費南蕭低笑,“沒有愛上,但或許已經動心。當時,我不想你有事。”
“你動心的女孩那麼多,難道都會不要命的去救?”她不開心。
費南蕭聞到了酸酸的味道,沒有一點兒不耐,反而還饒有興致的答她的話,“誰說我動心的女孩那麼多?到現在為止,一根手指頭都能數清楚。”
“一根?那不就是隻有一個咯!”薇薇瞠大眸子。
“是隻有一個!”
心情一下子豁然開朗,她擁住他,賴進他懷裏,傻傻的笑。
“費南蕭,愛情的感覺真是太奇妙了,我太喜歡了!”
雖然會痛,會難受,更甚至很多時候還會變得不瀟灑,像個傻瓜一樣患得患失,可是正是這些才讓愛情中的甜蜜顯得尤其珍貴。
“幸好遇上了你,不然,這輩子我可能都不會知道愛情到底是什麼。”薇薇動情的呢喃。
費南蕭抬起她的小臉,將唇貼上她嬌嫩的唇瓣,性感而暗啞的低語,“小東西,我也很慶幸。”
池亦徹瘋了一般的車速,讓坐在副駕駛上的連恩靜好幾次都難受得想吐,臉色已經蒼白得有些慘不忍睹。
她卻強忍著,一聲不曾吭。
池亦徹又瞥了她一眼,很想不搭理她的,可是,車速卻不由自主的緩慢了下來。
果然
她呼吸順暢了,蒼白的臉色也漸漸恢複了神色。
一路上,兩個人始終沒有多餘的話。
連恩靜知道他正在氣頭上,不敢和他說話。現在,隻是這樣安靜的坐在他身側,和他呼吸著同一片空氣,她也覺得是件很奢侈的事。

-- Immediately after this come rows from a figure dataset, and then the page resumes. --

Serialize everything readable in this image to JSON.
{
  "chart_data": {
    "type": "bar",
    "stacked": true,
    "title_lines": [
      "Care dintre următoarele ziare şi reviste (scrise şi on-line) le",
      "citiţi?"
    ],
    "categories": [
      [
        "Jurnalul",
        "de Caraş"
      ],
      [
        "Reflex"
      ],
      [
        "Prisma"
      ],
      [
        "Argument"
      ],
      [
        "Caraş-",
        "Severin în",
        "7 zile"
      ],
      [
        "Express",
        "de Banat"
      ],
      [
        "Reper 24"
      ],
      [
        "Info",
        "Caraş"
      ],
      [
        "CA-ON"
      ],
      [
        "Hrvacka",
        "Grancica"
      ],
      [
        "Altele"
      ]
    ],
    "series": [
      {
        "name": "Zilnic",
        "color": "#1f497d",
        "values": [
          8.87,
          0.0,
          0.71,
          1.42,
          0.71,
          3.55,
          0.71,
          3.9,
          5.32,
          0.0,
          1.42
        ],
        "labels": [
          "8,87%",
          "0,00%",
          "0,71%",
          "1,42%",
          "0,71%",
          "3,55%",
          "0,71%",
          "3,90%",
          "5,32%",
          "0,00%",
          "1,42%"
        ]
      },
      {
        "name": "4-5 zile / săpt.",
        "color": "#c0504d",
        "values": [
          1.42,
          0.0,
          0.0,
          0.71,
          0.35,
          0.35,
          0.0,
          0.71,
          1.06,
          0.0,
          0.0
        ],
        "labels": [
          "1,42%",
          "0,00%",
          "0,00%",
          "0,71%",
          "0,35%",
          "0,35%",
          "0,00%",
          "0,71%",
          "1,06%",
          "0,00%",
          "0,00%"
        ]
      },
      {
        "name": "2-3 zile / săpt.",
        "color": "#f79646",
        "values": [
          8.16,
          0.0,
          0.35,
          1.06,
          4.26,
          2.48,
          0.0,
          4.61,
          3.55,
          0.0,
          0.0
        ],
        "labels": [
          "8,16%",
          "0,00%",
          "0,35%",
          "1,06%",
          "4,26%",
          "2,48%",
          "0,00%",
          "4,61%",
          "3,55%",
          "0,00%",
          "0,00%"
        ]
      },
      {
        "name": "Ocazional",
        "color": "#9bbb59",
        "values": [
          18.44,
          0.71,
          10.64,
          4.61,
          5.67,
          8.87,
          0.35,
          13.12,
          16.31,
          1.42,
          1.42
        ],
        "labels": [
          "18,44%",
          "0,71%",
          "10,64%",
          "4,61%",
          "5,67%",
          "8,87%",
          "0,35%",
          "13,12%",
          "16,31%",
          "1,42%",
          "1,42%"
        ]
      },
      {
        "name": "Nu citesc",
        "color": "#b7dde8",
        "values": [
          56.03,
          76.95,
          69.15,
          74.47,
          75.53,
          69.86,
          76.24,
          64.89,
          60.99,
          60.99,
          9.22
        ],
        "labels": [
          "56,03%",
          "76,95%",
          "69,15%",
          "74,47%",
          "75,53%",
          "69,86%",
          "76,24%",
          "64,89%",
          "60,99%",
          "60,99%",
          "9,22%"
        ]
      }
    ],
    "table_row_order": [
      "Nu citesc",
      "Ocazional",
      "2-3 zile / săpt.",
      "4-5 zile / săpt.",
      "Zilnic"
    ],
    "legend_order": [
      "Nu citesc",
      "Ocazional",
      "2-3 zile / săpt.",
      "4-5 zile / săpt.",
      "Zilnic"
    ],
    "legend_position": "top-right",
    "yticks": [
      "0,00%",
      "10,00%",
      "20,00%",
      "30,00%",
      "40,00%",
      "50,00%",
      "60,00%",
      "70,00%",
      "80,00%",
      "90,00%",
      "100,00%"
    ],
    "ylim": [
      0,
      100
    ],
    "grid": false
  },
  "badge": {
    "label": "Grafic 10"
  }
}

就好像做夢一般,她生怕隻要自己一開口,這美夢就碎了。
開了好久的車,他終於停了下來。
天色,已經漸漸黑了下來。
“下車!”依舊是冰冷的語氣,不等連恩靜回過神來,池亦徹已經推門下車。
顯然,怒氣並沒有消退,車門被摔得很響。
連恩靜抿了抿唇,推開車門下去。
一陣海風撲鼻而來,她這才發現他把自己帶到了海邊。
“這是?”她狐疑的看向池亦徹。
池亦徹並沒有替她解惑,反而大步往前走,連恩靜跟上去,才發現海麵上停著一艘小遊艇——是他剛剛打電話讓人開過來的。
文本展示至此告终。